BASIS: Linking Recent Changes in Ocean Conditions With Pelagic Fish Recruitment

figure 1, click image to enlarge
Fig. 1, click image to enlarge.


figure 2, click image to enlarge
Fig. 2, click image to enlarge.


figure 3, click image to enlarge
Fig. 3, click image to enlarge.
 

The AFSC conducts regular, comprehensive trawl surveys of marine fish and invertebrate populations in the Bering Sea using chartered commercial fishing vessels. The established survey design is to conduct annual surveys of continental slope groundfish in the Bering Sea. Auke Bay Laboratories (ABL) Ecosystem Monitoring and Assessment (EMA) program conducts these comprehensive trawl surveys and related research in the exclusive economic zone off Alaska as required to monitor and describe trends in abundance and distribution of commercially and ecologically valuable groundfish populations.
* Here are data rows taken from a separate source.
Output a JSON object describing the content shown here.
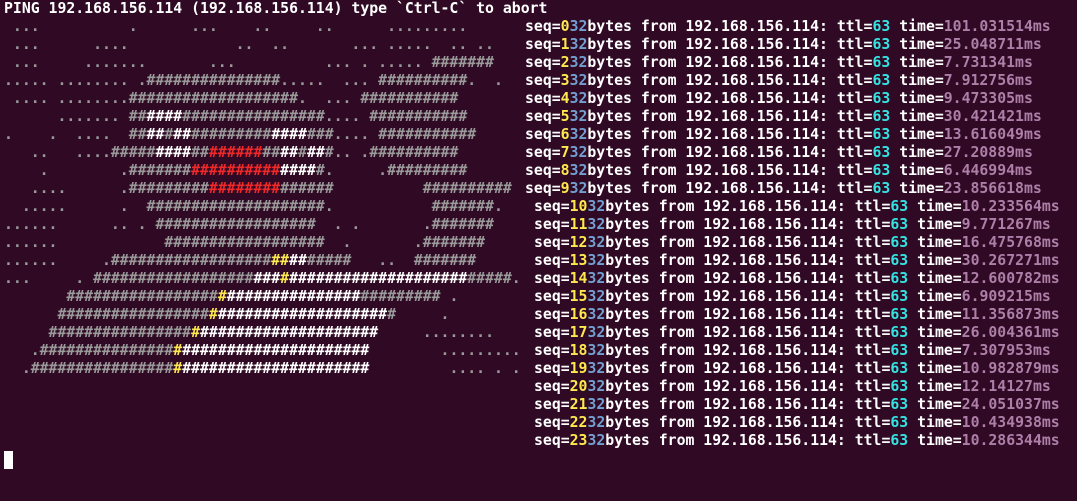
{
  "header": {
    "command": "PING 192.168.156.114 (192.168.156.114) type `Ctrl-C` to abort"
  },
  "colors": {
    "background": "#300a24",
    "text": "#ffffff",
    "art_gray": "#9a9a9a",
    "art_red": "#ef2929",
    "art_yellow": "#fce94f",
    "seq_number": "#fce94f",
    "bytes_number": "#729fcf",
    "ttl_number": "#34e2e2",
    "time_value": "#ad7fa8"
  },
  "ascii_art": [
    [
      [
        "g",
        " ...          .      ...    ..     ..      ........."
      ]
    ],
    [
      [
        "g",
        " ...      ....            ..  ..       ... .....  .. .."
      ]
    ],
    [
      [
        "g",
        " ...     .......       ...          ... . ..... #######"
      ]
    ],
    [
      [
        "g",
        "..... ........ .###############.....  ... ##########.  ."
      ]
    ],
    [
      [
        "g",
        " .... ........###################.  ... ###########"
      ]
    ],
    [
      [
        "g",
        "      ....... ##"
      ],
      [
        "w",
        "####"
      ],
      [
        "g",
        "################.... ###########"
      ]
    ],
    [
      [
        "g",
        ".    .  ....  ##"
      ],
      [
        "w",
        "##"
      ],
      [
        "g",
        "#"
      ],
      [
        "w",
        "##"
      ],
      [
        "g",
        "#########"
      ],
      [
        "w",
        "####"
      ],
      [
        "g",
        "###.... ###########"
      ]
    ],
    [
      [
        "g",
        "   ..   ....#####"
      ],
      [
        "w",
        "####"
      ],
      [
        "g",
        "##"
      ],
      [
        "r",
        "######"
      ],
      [
        "g",
        "##"
      ],
      [
        "w",
        "##"
      ],
      [
        "g",
        "#"
      ],
      [
        "w",
        "##"
      ],
      [
        "g",
        "#.. .##########"
      ]
    ],
    [
      [
        "g",
        "    .        .#######"
      ],
      [
        "r",
        "##########"
      ],
      [
        "w",
        "####"
      ],
      [
        "g",
        "#.     .#########"
      ]
    ],
    [
      [
        "g",
        "   ....      .#########"
      ],
      [
        "r",
        "########"
      ],
      [
        "g",
        "######          ##########"
      ]
    ],
    [
      [
        "g",
        "  .....      .  ####################.           #######."
      ]
    ],
    [
      [
        "g",
        "......      .. . ##################  . .       .#######"
      ]
    ],
    [
      [
        "g",
        "......            ##################  .       .#######"
      ]
    ],
    [
      [
        "g",
        "......     .##################"
      ],
      [
        "y",
        "##"
      ],
      [
        "w",
        "##"
      ],
      [
        "g",
        "#####   ..  #######"
      ]
    ],
    [
      [
        "g",
        "...     . ##################"
      ],
      [
        "w",
        "###"
      ],
      [
        "y",
        "#"
      ],
      [
        "w",
        "####################"
      ],
      [
        "g",
        "#####."
      ]
    ],
    [
      [
        "g",
        "       #################"
      ],
      [
        "y",
        "#"
      ],
      [
        "w",
        "###############"
      ],
      [
        "g",
        "######### ."
      ]
    ],
    [
      [
        "g",
        "      #################"
      ],
      [
        "y",
        "#"
      ],
      [
        "w",
        "###################"
      ],
      [
        "g",
        "#     ."
      ]
    ],
    [
      [
        "g",
        "     ################"
      ],
      [
        "y",
        "#"
      ],
      [
        "w",
        "####################"
      ],
      [
        "g",
        "     ........"
      ]
    ],
    [
      [
        "g",
        "   .###############"
      ],
      [
        "y",
        "#"
      ],
      [
        "w",
        "#####################"
      ],
      [
        "g",
        "        ........."
      ]
    ],
    [
      [
        "g",
        "  .################"
      ],
      [
        "y",
        "#"
      ],
      [
        "w",
        "#####################"
      ],
      [
        "g",
        "         .... . ."
      ]
    ]
  ],
  "ping_responses": [
    {
      "seq_label": "seq=",
      "seq": "0",
      "bytes": "32",
      "bytes_label": "bytes from 192.168.156.114: ttl=",
      "ttl": "63",
      "time_label": "time=",
      "time": "101.031514ms"
    },
    {
      "seq_label": "seq=",
      "seq": "1",
      "bytes": "32",
      "bytes_label": "bytes from 192.168.156.114: ttl=",
      "ttl": "63",
      "time_label": "time=",
      "time": "25.048711ms"
    },
    {
      "seq_label": "seq=",
      "seq": "2",
      "bytes": "32",
      "bytes_label": "bytes from 192.168.156.114: ttl=",
      "ttl": "63",
      "time_label": "time=",
      "time": "7.731341ms"
    },
    {
      "seq_label": "seq=",
      "seq": "3",
      "bytes": "32",
      "bytes_label": "bytes from 192.168.156.114: ttl=",
      "ttl": "63",
      "time_label": "time=",
      "time": "7.912756ms"
    },
    {
      "seq_label": "seq=",
      "seq": "4",
      "bytes": "32",
      "bytes_label": "bytes from 192.168.156.114: ttl=",
      "ttl": "63",
      "time_label": "time=",
      "time": "9.473305ms"
    },
    {
      "seq_label": "seq=",
      "seq": "5",
      "bytes": "32",
      "bytes_label": "bytes from 192.168.156.114: ttl=",
      "ttl": "63",
      "time_label": "time=",
      "time": "30.421421ms"
    },
    {
      "seq_label": "seq=",
      "seq": "6",
      "bytes": "32",
      "bytes_label": "bytes from 192.168.156.114: ttl=",
      "ttl": "63",
      "time_label": "time=",
      "time": "13.616049ms"
    },
    {
      "seq_label": "seq=",
      "seq": "7",
      "bytes": "32",
      "bytes_label": "bytes from 192.168.156.114: ttl=",
      "ttl": "63",
      "time_label": "time=",
      "time": "27.20889ms"
    },
    {
      "seq_label": "seq=",
      "seq": "8",
      "bytes": "32",
      "bytes_label": "bytes from 192.168.156.114: ttl=",
      "ttl": "63",
      "time_label": "time=",
      "time": "6.446994ms"
    },
    {
      "seq_label": "seq=",
      "seq": "9",
      "bytes": "32",
      "bytes_label": "bytes from 192.168.156.114: ttl=",
      "ttl": "63",
      "time_label": "time=",
      "time": "23.856618ms"
    },
    {
      "seq_label": "seq=",
      "seq": "10",
      "bytes": "32",
      "bytes_label": "bytes from 192.168.156.114: ttl=",
      "ttl": "63",
      "time_label": "time=",
      "time": "10.233564ms"
    },
    {
      "seq_label": "seq=",
      "seq": "11",
      "bytes": "32",
      "bytes_label": "bytes from 192.168.156.114: ttl=",
      "ttl": "63",
      "time_label": "time=",
      "time": "9.771267ms"
    },
    {
      "seq_label": "seq=",
      "seq": "12",
      "bytes": "32",
      "bytes_label": "bytes from 192.168.156.114: ttl=",
      "ttl": "63",
      "time_label": "time=",
      "time": "16.475768ms"
    },
    {
      "seq_label": "seq=",
      "seq": "13",
      "bytes": "32",
      "bytes_label": "bytes from 192.168.156.114: ttl=",
      "ttl": "63",
      "time_label": "time=",
      "time": "30.267271ms"
    },
    {
      "seq_label": "seq=",
      "seq": "14",
      "bytes": "32",
      "bytes_label": "bytes from 192.168.156.114: ttl=",
      "ttl": "63",
      "time_label": "time=",
      "time": "12.600782ms"
    },
    {
      "seq_label": "seq=",
      "seq": "15",
      "bytes": "32",
      "bytes_label": "bytes from 192.168.156.114: ttl=",
      "ttl": "63",
      "time_label": "time=",
      "time": "6.909215ms"
    },
    {
      "seq_label": "seq=",
      "seq": "16",
      "bytes": "32",
      "bytes_label": "bytes from 192.168.156.114: ttl=",
      "ttl": "63",
      "time_label": "time=",
      "time": "11.356873ms"
    },
    {
      "seq_label": "seq=",
      "seq": "17",
      "bytes": "32",
      "bytes_label": "bytes from 192.168.156.114: ttl=",
      "ttl": "63",
      "time_label": "time=",
      "time": "26.004361ms"
    },
    {
      "seq_label": "seq=",
      "seq": "18",
      "bytes": "32",
      "bytes_label": "bytes from 192.168.156.114: ttl=",
      "ttl": "63",
      "time_label": "time=",
      "time": "7.307953ms"
    },
    {
      "seq_label": "seq=",
      "seq": "19",
      "bytes": "32",
      "bytes_label": "bytes from 192.168.156.114: ttl=",
      "ttl": "63",
      "time_label": "time=",
      "time": "10.982879ms"
    },
    {
      "seq_label": "seq=",
      "seq": "20",
      "bytes": "32",
      "bytes_label": "bytes from 192.168.156.114: ttl=",
      "ttl": "63",
      "time_label": "time=",
      "time": "12.14127ms"
    },
    {
      "seq_label": "seq=",
      "seq": "21",
      "bytes": "32",
      "bytes_label": "bytes from 192.168.156.114: ttl=",
      "ttl": "63",
      "time_label": "time=",
      "time": "24.051037ms"
    },
    {
      "seq_label": "seq=",
      "seq": "22",
      "bytes": "32",
      "bytes_label": "bytes from 192.168.156.114: ttl=",
      "ttl": "63",
      "time_label": "time=",
      "time": "10.434938ms"
    },
    {
      "seq_label": "seq=",
      "seq": "23",
      "bytes": "32",
      "bytes_label": "bytes from 192.168.156.114: ttl=",
      "ttl": "63",
      "time_label": "time=",
      "time": "10.286344ms"
    }
  ]
}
Scientists within the EMA program conduct these comprehensive surveys as part of the Bering Aleutian Salmon International Survey (BASIS) designed to improve our collective understanding of fisheries and oceanographic ecosystem indices in the North Pacific Ocean and to clarify mechanisms linking recent changes in ocean conditions with pelagic fish recruitment.

Climate models predict a gradual increase in atmospher­ic temperature, with the greatest increases occurring in sub-arctic and arctic regions. The evidence for current warming trends is the poleward retreat of seasonal sea ice cover in the Arctic. Continued warming is predicted to have a profound effect on Bering Sea ecosystems. For instance, there is evidence that climate warming will increase water column stability on the eastern Bering Sea shelf, limiting the flux of nutrients into the photic zone and perhaps negatively impacting primary and secondary productivity. In addition, large-scale climate cycles are affecting regional climate trends.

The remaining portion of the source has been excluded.